Faces line the street one-by-one

Only a few blocks away from the main space, another seemingly identical demonstration is held in front of the National Diet Building. Far enough to be out of earshot, yet close enough to be easily recognized as associated, the well-oiled nature of the organizers shows itself in the level of similarity that is present in this location. Following the same general rules of organization (organization leaders and influencers near the middle, with regular attendees sprawling down the sidewalk), this iteration looks nearly carbon-copied from the Prime Minister’s Residence setting. In terms of participation, the amount of attendants was only slightly higher than that of the first site; typically totaling around 80 people standing per week. However, it does manage to differentiate itself in some key ways. First off, the sidewalk at the epicenter of the activity spreads a bit wider, allowing for a denser and more compact gathering of participants rather than a single-file fashion. Here, the organizers are instead stationed opposite the crowd, with a small stage and a more robust speaker system aimed in the direction of the attendees, rather than the Diet Building itself. While passersby will still be ushered through this setting as with the section in front of the Prime Minister’s Residence, this setup more deeply insinuates a focus towards bombast and spectacle, rather than the personal appeal of the former. The stage often welcomes politicians from inside the Diet to speak and offer support, but more prominently features regular attendees or officials from the protest organization. In fact, the speakers upon the stage reiterate many times that “all are welcome” to stand upon the stage and speak out on the issue at hand. Though there are overt rules on what can and cannot be uttered on stage, this openness with regards to the spoken word brings a much more grounded, human feeling to the extravagance.

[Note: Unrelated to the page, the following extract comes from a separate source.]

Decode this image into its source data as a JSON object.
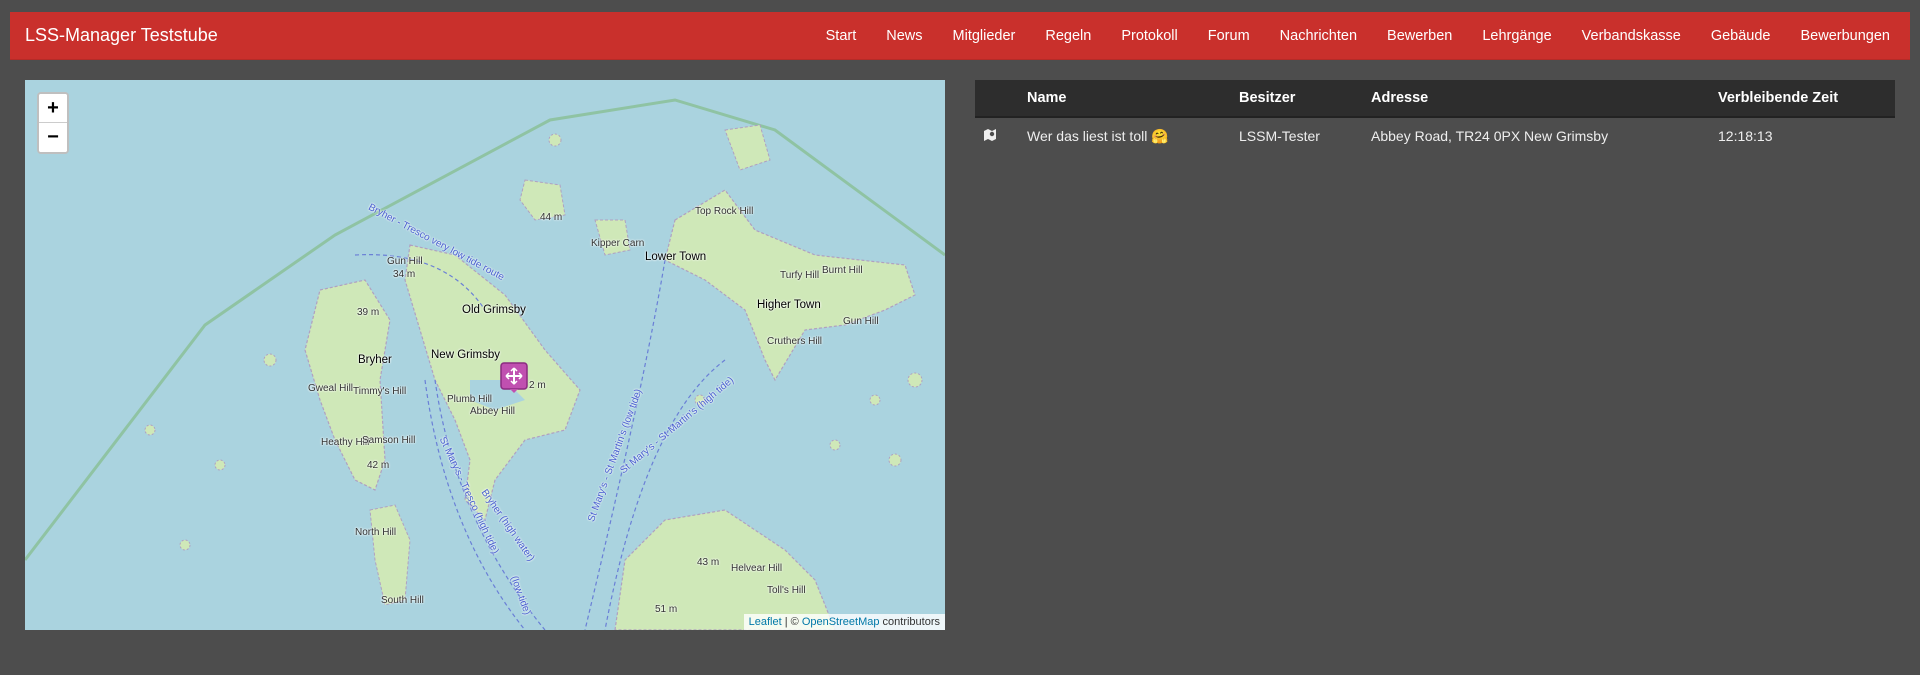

Street-side perspective of second site
Stage view of second site

All of this culminates to create the unmistakable impression of an event taking place, but unlike the event-based protests of the past, the anti-nuke movement situates the action in such a way that it becomes participatory for all parties. All that walk through are participants, whether they want to be or not, and this creates a feeling of inclusion and openness. Even strangers are inherently placed directly into the middle of the action, intentionally caught in between the mouthpieces and the every-man. Due to this, the weight of the protest is intended to be felt not by those who hold the power to legislate, but by those with the power to vote.